Il se précipita vers sa fille, prononçant inutilement son prénom, il savait qu’elle ne répondrait pas. La haine et la crainte de découvrir l’étendue des dégâts le poussèrent à se défouler sur la dépouille du barbu ; lui lancer quelques coups de pied et vider le chargeur sur ce porc. Cela lui donna le courage pour se pencher auprès d'elle et vérifier ses signes vitaux. Elle respirait. Lui aussi, il put respirer enfin, un peu. Le visage meurtri de l'adolescente  ne le rassurait pas. Il examina ses pupilles, celles-ci réagirent à la lumière de son portable, mais elle était froide et son pouls restait faible. Il fallait la sortir de là et l’emmener à l’hôpital. Mais comment ? s’interrogea-t-il en observant autour de lui : deux voitures abîmées, deux cadavres, un chalet avec ses empreintes. Le désespoir conduit son regard sur l’allée enneigée, le chemin de sortie de cet enfer, où il aperçut un nouveau problème. Une silhouette armée, canon braqué sur lui, l'épiait. Karl lorgna, dépité, le pistolet qu’il venait de vider et balancer au sol.

Le moteur du 4x4 ronronnait toujours, ajoutant de la tension sur ses nerfs, l’empêchant de réfléchir.

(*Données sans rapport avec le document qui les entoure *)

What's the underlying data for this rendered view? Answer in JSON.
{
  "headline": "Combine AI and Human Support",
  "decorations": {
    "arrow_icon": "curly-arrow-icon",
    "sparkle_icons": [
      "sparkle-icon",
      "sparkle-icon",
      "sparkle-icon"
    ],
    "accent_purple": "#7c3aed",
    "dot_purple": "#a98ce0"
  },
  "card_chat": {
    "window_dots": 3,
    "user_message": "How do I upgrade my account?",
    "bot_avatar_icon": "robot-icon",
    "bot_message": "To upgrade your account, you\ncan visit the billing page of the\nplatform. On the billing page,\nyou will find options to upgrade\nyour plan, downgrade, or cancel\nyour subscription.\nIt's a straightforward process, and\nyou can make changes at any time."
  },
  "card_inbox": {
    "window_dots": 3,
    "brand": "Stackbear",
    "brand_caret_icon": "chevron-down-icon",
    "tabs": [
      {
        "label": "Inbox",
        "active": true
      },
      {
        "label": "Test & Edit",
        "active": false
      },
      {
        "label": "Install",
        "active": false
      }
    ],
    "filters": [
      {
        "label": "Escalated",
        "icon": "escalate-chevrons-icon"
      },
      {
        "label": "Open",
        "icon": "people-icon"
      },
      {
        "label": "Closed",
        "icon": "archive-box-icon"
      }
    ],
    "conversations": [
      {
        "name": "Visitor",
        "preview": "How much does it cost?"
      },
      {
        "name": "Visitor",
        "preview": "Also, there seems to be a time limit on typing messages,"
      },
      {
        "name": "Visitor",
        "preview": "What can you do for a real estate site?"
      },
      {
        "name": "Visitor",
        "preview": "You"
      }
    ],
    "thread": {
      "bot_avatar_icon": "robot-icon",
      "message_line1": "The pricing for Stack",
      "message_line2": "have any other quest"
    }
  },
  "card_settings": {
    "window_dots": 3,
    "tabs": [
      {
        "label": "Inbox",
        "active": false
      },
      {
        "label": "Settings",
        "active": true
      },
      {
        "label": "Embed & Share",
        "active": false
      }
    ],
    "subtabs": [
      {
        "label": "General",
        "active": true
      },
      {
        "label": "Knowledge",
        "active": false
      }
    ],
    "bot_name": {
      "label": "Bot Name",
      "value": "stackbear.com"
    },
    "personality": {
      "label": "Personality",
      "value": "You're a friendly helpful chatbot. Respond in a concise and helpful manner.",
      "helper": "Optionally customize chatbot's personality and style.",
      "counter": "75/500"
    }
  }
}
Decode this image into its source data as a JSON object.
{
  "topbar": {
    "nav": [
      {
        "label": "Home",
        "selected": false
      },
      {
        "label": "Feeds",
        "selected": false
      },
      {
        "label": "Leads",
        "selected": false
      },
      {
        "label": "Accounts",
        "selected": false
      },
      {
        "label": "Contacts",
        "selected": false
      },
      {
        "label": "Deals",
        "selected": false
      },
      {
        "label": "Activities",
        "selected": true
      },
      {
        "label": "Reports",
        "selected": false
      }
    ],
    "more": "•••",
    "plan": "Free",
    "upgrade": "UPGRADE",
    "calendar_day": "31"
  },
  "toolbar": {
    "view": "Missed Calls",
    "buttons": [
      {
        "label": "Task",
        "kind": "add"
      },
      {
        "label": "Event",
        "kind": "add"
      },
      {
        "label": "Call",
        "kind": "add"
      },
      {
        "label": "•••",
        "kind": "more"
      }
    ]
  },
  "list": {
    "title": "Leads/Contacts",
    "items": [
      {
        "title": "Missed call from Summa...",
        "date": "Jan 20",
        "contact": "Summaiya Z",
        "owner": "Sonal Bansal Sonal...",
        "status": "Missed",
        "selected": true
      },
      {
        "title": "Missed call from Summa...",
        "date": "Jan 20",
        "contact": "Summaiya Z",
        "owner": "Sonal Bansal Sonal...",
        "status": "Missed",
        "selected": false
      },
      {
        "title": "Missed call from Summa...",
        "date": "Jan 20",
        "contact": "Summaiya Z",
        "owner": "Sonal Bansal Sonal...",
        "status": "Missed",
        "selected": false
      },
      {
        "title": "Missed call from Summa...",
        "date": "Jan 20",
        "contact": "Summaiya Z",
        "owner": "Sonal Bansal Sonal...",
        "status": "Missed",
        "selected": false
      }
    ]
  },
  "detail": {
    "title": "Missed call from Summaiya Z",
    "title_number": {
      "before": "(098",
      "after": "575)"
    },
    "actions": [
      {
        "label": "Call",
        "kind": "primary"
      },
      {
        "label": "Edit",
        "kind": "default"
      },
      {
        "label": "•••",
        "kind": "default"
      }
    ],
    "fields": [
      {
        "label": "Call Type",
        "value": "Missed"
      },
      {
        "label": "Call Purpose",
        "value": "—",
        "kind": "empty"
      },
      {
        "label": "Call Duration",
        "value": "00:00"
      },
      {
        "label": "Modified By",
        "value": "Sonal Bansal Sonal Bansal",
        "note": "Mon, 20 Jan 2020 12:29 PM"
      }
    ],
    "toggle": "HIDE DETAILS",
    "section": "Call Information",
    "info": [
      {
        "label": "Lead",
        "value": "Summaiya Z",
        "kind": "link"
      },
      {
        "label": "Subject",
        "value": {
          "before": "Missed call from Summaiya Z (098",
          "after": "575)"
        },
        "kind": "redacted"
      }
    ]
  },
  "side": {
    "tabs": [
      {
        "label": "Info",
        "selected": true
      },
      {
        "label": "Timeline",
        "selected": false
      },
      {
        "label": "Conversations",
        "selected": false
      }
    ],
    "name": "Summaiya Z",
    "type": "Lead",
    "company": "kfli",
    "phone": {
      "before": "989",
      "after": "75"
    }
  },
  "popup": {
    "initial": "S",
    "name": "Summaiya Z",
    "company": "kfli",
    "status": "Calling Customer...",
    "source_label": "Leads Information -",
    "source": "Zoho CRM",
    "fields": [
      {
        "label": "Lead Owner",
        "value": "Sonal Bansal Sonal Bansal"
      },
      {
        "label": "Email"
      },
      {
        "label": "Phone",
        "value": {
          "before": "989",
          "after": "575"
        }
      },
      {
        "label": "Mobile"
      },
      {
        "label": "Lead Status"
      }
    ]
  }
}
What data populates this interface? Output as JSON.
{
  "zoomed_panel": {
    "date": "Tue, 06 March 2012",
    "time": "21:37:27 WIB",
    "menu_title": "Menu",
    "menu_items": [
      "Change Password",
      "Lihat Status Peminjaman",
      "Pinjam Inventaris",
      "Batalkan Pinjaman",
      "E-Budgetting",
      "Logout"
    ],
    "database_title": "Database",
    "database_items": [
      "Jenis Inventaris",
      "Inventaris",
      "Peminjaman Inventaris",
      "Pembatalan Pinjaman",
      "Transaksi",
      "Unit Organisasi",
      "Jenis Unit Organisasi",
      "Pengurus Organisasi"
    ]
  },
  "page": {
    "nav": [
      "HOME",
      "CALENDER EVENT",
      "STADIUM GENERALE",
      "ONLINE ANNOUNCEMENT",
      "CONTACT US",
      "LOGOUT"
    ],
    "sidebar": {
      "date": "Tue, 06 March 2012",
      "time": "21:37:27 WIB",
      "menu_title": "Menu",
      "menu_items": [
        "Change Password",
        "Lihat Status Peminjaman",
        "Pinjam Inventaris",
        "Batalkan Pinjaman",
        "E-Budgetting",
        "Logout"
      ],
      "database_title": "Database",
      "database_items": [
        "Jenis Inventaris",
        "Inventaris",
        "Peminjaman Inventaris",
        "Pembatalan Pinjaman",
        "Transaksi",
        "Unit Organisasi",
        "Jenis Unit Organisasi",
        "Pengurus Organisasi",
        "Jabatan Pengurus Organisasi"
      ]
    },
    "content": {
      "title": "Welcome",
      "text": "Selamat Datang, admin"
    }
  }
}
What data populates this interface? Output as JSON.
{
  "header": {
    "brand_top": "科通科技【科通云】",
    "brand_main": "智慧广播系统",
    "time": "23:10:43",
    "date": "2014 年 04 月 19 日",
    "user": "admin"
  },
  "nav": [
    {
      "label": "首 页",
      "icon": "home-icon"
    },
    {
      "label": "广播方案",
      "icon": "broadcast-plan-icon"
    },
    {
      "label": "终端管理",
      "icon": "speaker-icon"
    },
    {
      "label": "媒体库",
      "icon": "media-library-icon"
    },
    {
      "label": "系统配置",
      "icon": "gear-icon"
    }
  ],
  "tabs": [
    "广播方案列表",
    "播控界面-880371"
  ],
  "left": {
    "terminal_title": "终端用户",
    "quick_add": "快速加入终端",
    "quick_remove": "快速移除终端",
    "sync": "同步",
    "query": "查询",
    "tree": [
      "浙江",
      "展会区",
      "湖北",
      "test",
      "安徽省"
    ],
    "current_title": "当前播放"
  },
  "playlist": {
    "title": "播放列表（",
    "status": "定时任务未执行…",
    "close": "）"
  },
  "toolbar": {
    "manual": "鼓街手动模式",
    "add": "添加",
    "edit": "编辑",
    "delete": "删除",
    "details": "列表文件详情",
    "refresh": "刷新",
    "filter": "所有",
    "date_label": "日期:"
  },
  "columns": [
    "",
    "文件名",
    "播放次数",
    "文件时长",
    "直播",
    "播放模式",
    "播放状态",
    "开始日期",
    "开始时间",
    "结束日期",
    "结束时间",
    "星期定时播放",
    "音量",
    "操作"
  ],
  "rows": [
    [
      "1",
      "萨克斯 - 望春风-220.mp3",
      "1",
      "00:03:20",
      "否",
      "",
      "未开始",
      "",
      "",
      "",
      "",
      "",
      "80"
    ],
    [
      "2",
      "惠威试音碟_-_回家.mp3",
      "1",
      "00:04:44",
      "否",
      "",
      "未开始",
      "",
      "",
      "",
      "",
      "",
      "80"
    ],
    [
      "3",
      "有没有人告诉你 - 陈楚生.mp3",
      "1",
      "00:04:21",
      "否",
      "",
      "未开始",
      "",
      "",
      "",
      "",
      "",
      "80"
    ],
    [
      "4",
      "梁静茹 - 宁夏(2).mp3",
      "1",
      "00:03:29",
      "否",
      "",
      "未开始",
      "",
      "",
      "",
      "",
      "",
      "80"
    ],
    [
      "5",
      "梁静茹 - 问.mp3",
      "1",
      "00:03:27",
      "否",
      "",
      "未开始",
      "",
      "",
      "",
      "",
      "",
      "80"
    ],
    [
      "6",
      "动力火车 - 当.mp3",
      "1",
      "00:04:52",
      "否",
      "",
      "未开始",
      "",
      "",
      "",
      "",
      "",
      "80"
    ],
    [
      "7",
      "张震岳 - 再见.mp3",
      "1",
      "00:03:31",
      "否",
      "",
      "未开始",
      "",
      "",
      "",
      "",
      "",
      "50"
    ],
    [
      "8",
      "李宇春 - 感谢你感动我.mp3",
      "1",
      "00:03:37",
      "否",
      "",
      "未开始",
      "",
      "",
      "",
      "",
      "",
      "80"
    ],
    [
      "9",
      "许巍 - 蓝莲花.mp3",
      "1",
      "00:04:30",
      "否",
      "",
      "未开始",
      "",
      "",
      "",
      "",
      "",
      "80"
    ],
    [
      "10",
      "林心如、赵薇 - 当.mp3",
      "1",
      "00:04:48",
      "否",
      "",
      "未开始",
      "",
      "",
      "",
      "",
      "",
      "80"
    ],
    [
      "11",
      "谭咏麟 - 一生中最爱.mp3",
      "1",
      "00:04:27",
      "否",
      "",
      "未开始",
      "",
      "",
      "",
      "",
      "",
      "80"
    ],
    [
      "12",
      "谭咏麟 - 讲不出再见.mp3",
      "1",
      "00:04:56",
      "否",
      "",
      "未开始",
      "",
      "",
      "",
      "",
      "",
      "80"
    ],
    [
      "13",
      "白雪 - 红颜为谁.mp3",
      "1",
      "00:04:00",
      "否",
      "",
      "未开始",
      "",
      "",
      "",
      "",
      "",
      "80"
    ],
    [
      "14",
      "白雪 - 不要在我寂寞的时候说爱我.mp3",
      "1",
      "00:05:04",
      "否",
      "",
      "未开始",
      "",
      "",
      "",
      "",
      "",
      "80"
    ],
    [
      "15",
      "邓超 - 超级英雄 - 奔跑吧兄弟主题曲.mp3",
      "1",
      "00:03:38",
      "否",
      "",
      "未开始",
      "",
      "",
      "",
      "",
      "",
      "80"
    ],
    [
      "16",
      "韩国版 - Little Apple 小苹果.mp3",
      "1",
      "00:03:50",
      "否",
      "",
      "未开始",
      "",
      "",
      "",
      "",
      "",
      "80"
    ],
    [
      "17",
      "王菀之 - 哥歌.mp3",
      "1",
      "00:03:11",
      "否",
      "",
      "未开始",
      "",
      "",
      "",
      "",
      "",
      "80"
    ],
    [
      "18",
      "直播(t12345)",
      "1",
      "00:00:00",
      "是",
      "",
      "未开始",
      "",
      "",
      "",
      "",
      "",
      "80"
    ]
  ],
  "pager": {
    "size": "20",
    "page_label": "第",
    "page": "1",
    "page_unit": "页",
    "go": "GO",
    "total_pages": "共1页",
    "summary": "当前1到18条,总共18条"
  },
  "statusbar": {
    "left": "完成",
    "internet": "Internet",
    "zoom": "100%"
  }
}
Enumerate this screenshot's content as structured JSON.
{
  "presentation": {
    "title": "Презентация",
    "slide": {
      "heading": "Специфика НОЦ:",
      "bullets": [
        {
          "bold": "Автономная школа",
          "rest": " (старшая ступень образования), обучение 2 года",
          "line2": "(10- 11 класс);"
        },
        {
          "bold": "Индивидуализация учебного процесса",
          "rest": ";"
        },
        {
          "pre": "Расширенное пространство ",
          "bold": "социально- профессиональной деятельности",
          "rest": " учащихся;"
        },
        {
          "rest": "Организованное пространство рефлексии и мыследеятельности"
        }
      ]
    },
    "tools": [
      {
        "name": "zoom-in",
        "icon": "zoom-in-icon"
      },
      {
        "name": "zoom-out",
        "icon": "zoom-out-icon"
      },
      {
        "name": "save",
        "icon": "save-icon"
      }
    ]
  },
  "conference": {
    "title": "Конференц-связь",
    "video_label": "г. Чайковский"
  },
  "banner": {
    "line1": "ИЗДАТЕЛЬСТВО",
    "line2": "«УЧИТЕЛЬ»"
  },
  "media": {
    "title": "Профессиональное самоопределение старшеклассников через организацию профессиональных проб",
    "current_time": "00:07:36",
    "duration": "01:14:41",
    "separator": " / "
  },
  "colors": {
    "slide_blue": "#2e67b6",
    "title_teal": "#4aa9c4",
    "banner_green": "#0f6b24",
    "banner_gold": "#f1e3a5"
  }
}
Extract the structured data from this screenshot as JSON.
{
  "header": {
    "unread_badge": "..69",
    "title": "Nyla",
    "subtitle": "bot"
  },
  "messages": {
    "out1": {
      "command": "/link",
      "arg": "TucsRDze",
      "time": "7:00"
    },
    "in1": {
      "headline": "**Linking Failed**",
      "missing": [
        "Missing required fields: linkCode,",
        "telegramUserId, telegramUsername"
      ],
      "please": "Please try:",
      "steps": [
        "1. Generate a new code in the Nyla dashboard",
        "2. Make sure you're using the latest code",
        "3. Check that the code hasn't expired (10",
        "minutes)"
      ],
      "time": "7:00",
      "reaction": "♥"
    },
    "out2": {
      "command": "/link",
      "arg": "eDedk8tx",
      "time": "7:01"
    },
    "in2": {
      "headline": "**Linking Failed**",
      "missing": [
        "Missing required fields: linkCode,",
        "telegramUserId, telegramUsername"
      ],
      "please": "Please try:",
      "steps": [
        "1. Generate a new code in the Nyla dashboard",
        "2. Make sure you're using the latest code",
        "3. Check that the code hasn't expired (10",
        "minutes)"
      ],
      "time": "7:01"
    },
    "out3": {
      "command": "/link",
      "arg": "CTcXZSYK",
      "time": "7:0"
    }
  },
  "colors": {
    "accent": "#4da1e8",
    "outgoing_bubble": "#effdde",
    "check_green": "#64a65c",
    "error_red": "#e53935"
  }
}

Que pouvait-il faire à part lever les mains dans un geste de reddition ? À une dizaine de mètres, la fine silhouette avança vers lui, fusil en main, canon pointé au sol. Elle prenait forme, il avait déjà vu cette combinaison blanche la veille. Celle qui avait tiré. La mystérieuse intruse. La folle.

Lorsque celle-ci fut à la hauteur de la berline des malfrats, sa tête balaya la scène en sifflant, insouciante. Puis elle s’attarda sur la jeune fille qu’il portait dans ses bras. Son visage parut soudain plus grave.

— Est-ce qu’elle...

— Non ! s’empressa de répondre Karl, son regard exprimait aussi bien la colère que la peur.

Charlotte mit le fusil en bandoulière et avança en jetant un coup d’œil à la carrosserie abîmée des deux véhicules ; puis elle continua jusqu'à ses pieds.

— Elle va plutôt crever avec tout ce qui sort du pot d’échappement...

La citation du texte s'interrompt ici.